Igualmente deletéria para o bem-estar
espiritual da Igreja era a doutrina da salvação pelas obras, que
gradualmente permeou a teologia popular. Cristãos de origem judaica eram
particularmente sujeitos a este erro, como depreendemos de uma leitura
da carta aos gálatas. O evangelho, em vez de ser as boas novas do perdão
dos pecados pela fé em Cristo, pouco a pouco passou a ser considerado
uma nova “lei”. Outrossim, a natureza da sociedade romana, com sua longa
tradição de governo, pela lei tomava os adeptos da fé cristã
suscetíveis à tendência legalista. O orgulho natural do homem exige que
ele opere sua própria salvação para que tenha de que se vangloriar.
Fazer nossa esperança de salvação depender inteiramente da graça divina,
contraria o sentimento de estima própria arraigado em cada coração. À
base de toda concepção pagã de salvação jazem obras meritórias. Como
resultado o batismo, participação na Ceia do Senhor, e até martírio
passavam a ser interpretados como “obras”. A estes foram acrescentados,
no curso dos anos, jejuns, celibato, atos de penitência, peregrinações,
flagelação, construção de igrejas, e, eventualmente, participação nas
cruzadas contra os sarracenos, turcos e hereges. Agostinho está quase
que só entre os escritores patrísticos em sua insistência sobre a
doutrina de salvação pela graça.
No clima dominante de salvação pelas
obras, a razão para a morte de Cristo sobre a cruz, que era intuitiva
aos cristãos primitivos, tornou-se um tropeço ao pensador medieval.
Tanto assim que o desafio foi aceito pelos escolásticos, tais como
Anselmo, que escreveu uma obra Cur Deus Homo, “Por que o
Homem-Deus”, na qual ele tenta justificar a encarnação e paixão de
Cristo. Que esta verdade axiomática do cristianismo precisasse agora ter
uma explicação racional, mostra que ela havia perdido seu significado
existencial para o homem comum.
Um erro leva inevitavelmente a outro. Dia
chegaria em que a noção de que os santos praticaram maior número de
boas obras do que exigido pela “lei” obteria aceitação nos meios
teológicos. Essas obras super-rogatórias dos santos vieram a constituir
um tesouro de méritos que a Igreja podia pôr a disposição de pecadores
necessitados. Disto, à noção de indulgências, era apenas um passo.
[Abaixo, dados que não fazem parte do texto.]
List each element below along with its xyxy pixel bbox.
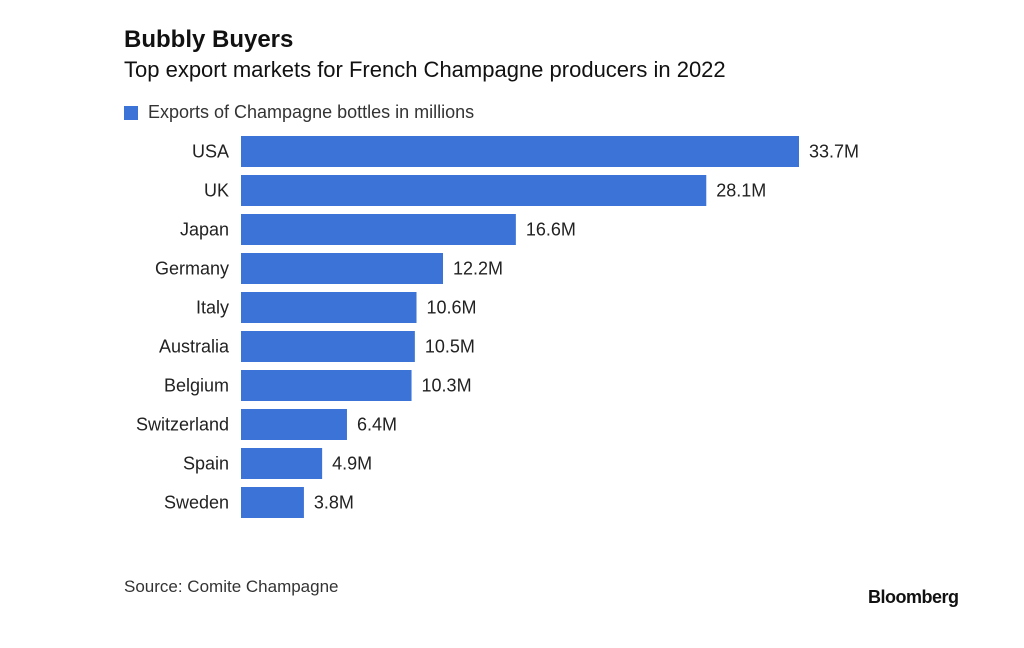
- category-label: Switzerland: [136, 415, 229, 435]
- bar: [241, 370, 412, 401]
- chart-subtitle: Top export markets for French Champagne …: [124, 57, 726, 82]
- data-label: 16.6M: [526, 220, 576, 240]
- bar: [241, 409, 347, 440]
- bar: [241, 175, 707, 206]
- bar: [241, 214, 516, 245]
- source-note: Source: Comite Champagne: [124, 577, 339, 596]
- bar: [241, 136, 799, 167]
- bar: [241, 487, 304, 518]
- category-label: Spain: [183, 454, 229, 474]
- category-label: Sweden: [164, 493, 229, 513]
- category-label: Germany: [155, 259, 229, 279]
- data-label: 3.8M: [314, 493, 354, 513]
- data-label: 4.9M: [332, 454, 372, 474]
- data-label: 12.2M: [453, 259, 503, 279]
- data-label: 10.5M: [425, 337, 475, 357]
- category-label: Australia: [159, 337, 230, 357]
- category-label: UK: [204, 181, 229, 201]
- bar: [241, 292, 417, 323]
- legend-label: Exports of Champagne bottles in millions: [148, 102, 475, 122]
- data-label: 10.3M: [422, 376, 472, 396]
- legend: Exports of Champagne bottles in millions: [124, 102, 474, 123]
- bloomberg-logo: Bloomberg: [868, 587, 959, 607]
- category-label: Italy: [196, 298, 229, 318]
- bar: [241, 448, 323, 479]
- category-label: Japan: [180, 220, 229, 240]
- data-label: 6.4M: [357, 415, 397, 435]
- data-label: 10.6M: [427, 298, 477, 318]
- data-label: 33.7M: [809, 142, 859, 162]
- bar: [241, 331, 415, 362]
- category-label: Belgium: [164, 376, 229, 396]
- legend-swatch: [124, 105, 138, 120]
- chart-title: Bubbly Buyers: [124, 26, 294, 53]
- category-label: USA: [192, 142, 229, 162]
- bar: [241, 253, 444, 284]
- data-label: 28.1M: [716, 181, 766, 201]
Concedidas no começo como recompensa por serviços prestados à Igreja ou
por atos de penitência praticados, gradualmente estes serviços foram
substituídos por pagamentos monetários, e finalmente pelos abusos
escandalosos da venda de indulgências, denunciados por Wiclef e
reformadores subsequentes. De início as indulgências visavam apenas à
remissão de penas temporais impostas pelo confessor; mas acabaram sendo
interpretadas como remissão também de penas a serem sofridas no
pugatório. Na pregação de uma das cruzadas, o papa promete efetivamente:
“a retribuição dos justos e aumento de salvação eterna” em troca de
dinheiro para financiar a guerra santa.
Outro produto da concepção errônea de
salvação pelas obras, foi o sacramentalismo, isto é, a crença em que o
batismo, bem como o sacramento da eucaristia, como a Ceia do Senhor veio
a ser chamada, tinha efeito quase mágico sobre o recipiente, garantindo
sua salvação. Independentemente do caráter do ministrante, ou da fé do
recipiente, cria-se que o sacramento tinha eficácia para o fim proposto,
ex opere operato, isto é, automaticamente. A transformação do
ofício de ancião ou guia espiritual no de sacerdote acarretava a noção
de que o sacerdote devia oferecer sacrifícios a exemplo dos sacerdotes
israelitas e pagãos. Que mais natural do que interpretar a comunhão do
pão e do vinho, que originalmente comemorava “a morte do Senhor, até que
Ele venha”, como o sacrifício perpétuo e incruento da missa? Mas um
pouco de reflexão teria mostrado que a noção de um sacrifício perpétuo
chocava-se com a doutrina do Novo Testamento de que o sacrifício de
Cristo só podia ocorrer uma vez para sempre.
Inexoravelmente, todo plano de salvação
pelas obras apenas contribuía para perpetuar a servidão humana. O fardo
do legalismo, do qual Cristo veio libertar o homem, foi de novo atado às
costas do crente na Idade Média. Como regra, as massas que adoravam nas
belas catedrais da Europa jamais experimentaram plenamente a liberdade
conferida por Cristo e que faz os homens verdadeiramente livres. As
catedrais góticas, com suas espirais apontando para o céu, erigidas com o
trabalho de amor de muitas gerações, permanecem como símbolos da
aspiração do homem a algo que escapava a seu alcance. Salvação como
recompensa de obras meritórias sempre permanece além do alcance humano.